Both she and Khun Yeun said that although they knew the wells were dangerous, they had never been told that arsenic is a known carcinogen.

“No one has come to the village to educate people about the wells, so I had never heard that drinking well water could lead to cancer,” Chhiev Kimlorn said.

The Ministry of Rural Development said this week that up to 150,000 people living along the Mekong and Bassac rivers are consuming water from wells laced with arsenic. Mao Saray, director of the Department of Rural Water Supply at the ministry, said there were 1,607 high-risk villages in seven provinces in Cambodia.

The government’s total exposure estimate is down considerably from one included in an April 2009 independent study, which said up to 2 million people could be at risk.

Andrew Shantz, laboratory and research director for Resource Development International Cambodia, which produced the study along with Dartmouth College in the United States, said that although the April 2009 study had overestimated the problem nationwide, its estimate for Kandal was likely accurate.

“The original 100,000 estimation for Kandal is quite close, as a very high proportion of the people drinking arsenic-contaminated water are in Kandal,” he said.

Scott Fendorf, a groundwater expert at Stanford University in the US, said that “a large portion of the aquifer residing within the Mekong-Bassac floodplain is contaminated with high levels of dissolved arsenic”, and that tube wells were “providing toxic levels of arsenic”.

He said chronic arsenic poisoning causes skin discoloration as well as a hardening of the outer layer of the skin. Prolonged exposure, he said, “leads to skin cancer and various internal cancers”.

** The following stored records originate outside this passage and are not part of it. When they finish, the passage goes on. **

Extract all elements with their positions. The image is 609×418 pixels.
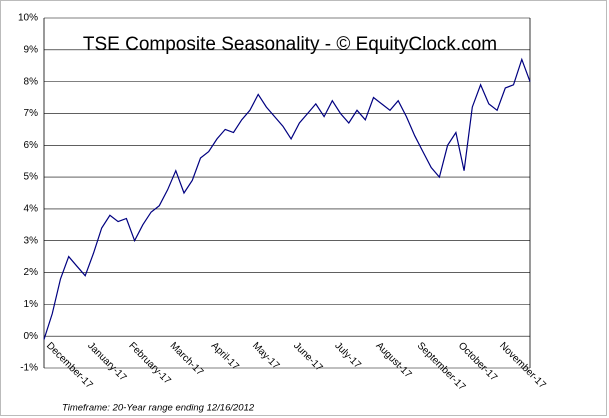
y-tick-label: 10% <box>18 13 38 24</box>
chart-title: TSE Composite Seasonality - © EquityCloc… <box>83 34 497 55</box>
y-tick-label: 8% <box>24 76 39 87</box>
y-tick-label: 6% <box>24 140 39 151</box>
y-tick-label: 1% <box>24 299 39 310</box>
y-tick-label: 5% <box>24 172 39 183</box>
footnote: Timeframe: 20-Year range ending 12/16/20… <box>62 403 255 414</box>
y-tick-label: -1% <box>20 363 38 374</box>
y-tick-label: 9% <box>24 44 39 55</box>
y-tick-label: 2% <box>24 267 39 278</box>
y-tick-label: 7% <box>24 108 39 119</box>
y-tick-label: 0% <box>24 331 39 342</box>
y-tick-label: 3% <box>24 235 39 246</box>
series-line <box>43 57 531 340</box>
y-tick-label: 4% <box>24 204 39 215</box>
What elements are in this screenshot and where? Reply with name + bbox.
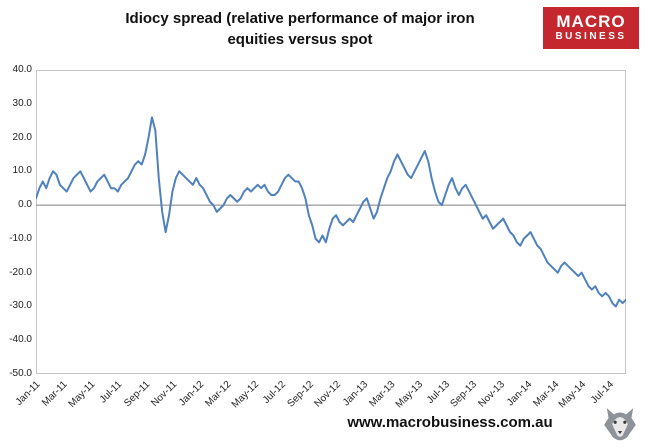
x-axis-tick-label: Jan-14	[504, 379, 534, 409]
chart-title-line1: Idiocy spread (relative performance of m…	[125, 10, 475, 27]
x-axis-tick-label: Jan-12	[177, 379, 207, 409]
x-axis-tick-label: Jul-11	[98, 379, 125, 406]
y-axis-tick-label: -50.0	[9, 368, 32, 379]
wolf-logo	[604, 408, 636, 441]
wolf-nose	[617, 431, 623, 435]
x-axis-tick-label: Jan-11	[13, 379, 43, 408]
logo-text-business: BUSINESS	[555, 31, 627, 42]
x-axis-tick-label: Sep-11	[121, 379, 152, 410]
x-axis-tick-label: Sep-12	[285, 379, 316, 410]
chart-title: Idiocy spread (relative performance of m…	[0, 8, 600, 50]
wolf-eye-left	[613, 420, 617, 424]
x-axis-tick-label: Sep-13	[448, 379, 480, 410]
x-axis-tick-label: Nov-12	[312, 379, 343, 410]
y-axis-tick-label: 20.0	[12, 131, 32, 143]
x-axis-tick-label: Mar-14	[530, 379, 562, 410]
macrobusiness-logo: MACRO BUSINESS	[543, 7, 639, 49]
x-axis-tick-label: Jul-12	[261, 379, 289, 407]
x-axis-tick-label: May-13	[393, 379, 425, 411]
x-axis-tick-label: May-14	[557, 379, 589, 411]
wolf-eye-right	[623, 420, 627, 424]
x-axis-tick-label: Nov-11	[149, 379, 180, 410]
x-axis-tick-label: Mar-11	[40, 379, 71, 409]
y-axis-tick-label: 10.0	[12, 165, 32, 177]
y-axis-tick-label: -10.0	[9, 232, 32, 244]
x-axis-tick-label: Nov-13	[476, 379, 507, 410]
plot-border	[36, 70, 626, 374]
spread-series-line	[35, 116, 627, 308]
x-axis-tick-label: May-12	[229, 379, 262, 411]
y-axis-tick-label: 0.0	[18, 199, 32, 211]
y-axis-tick-label: 40.0	[12, 64, 32, 75]
spread-line-chart	[35, 70, 627, 374]
chart-title-line2: equities versus spot	[227, 31, 373, 48]
x-axis-tick-label: May-11	[66, 379, 98, 410]
x-axis-tick-label: Jan-13	[340, 379, 371, 409]
y-axis-tick-label: -20.0	[9, 266, 32, 278]
x-axis-tick-label: Mar-13	[367, 379, 398, 410]
x-axis-tick-label: Mar-12	[203, 379, 234, 410]
site-url: www.macrobusiness.com.au	[347, 414, 553, 431]
logo-text-macro: MACRO	[556, 12, 626, 31]
y-axis-tick-label: -30.0	[9, 300, 32, 312]
y-axis-tick-label: -40.0	[9, 334, 32, 346]
y-axis-tick-label: 30.0	[12, 97, 32, 109]
plot-area	[35, 70, 627, 374]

Shantz said yesterday that RDIC staff are going “door-to-door” testing wells and educating villagers such as Khun Yeun about the health risks associated with arsenic.

He noted that he would “not recommend” using arsenic-contaminated water for cooking. “But, if they are only using the contaminated water for cooking and not actually drinking it, the exposure levels should be much lower,” he said.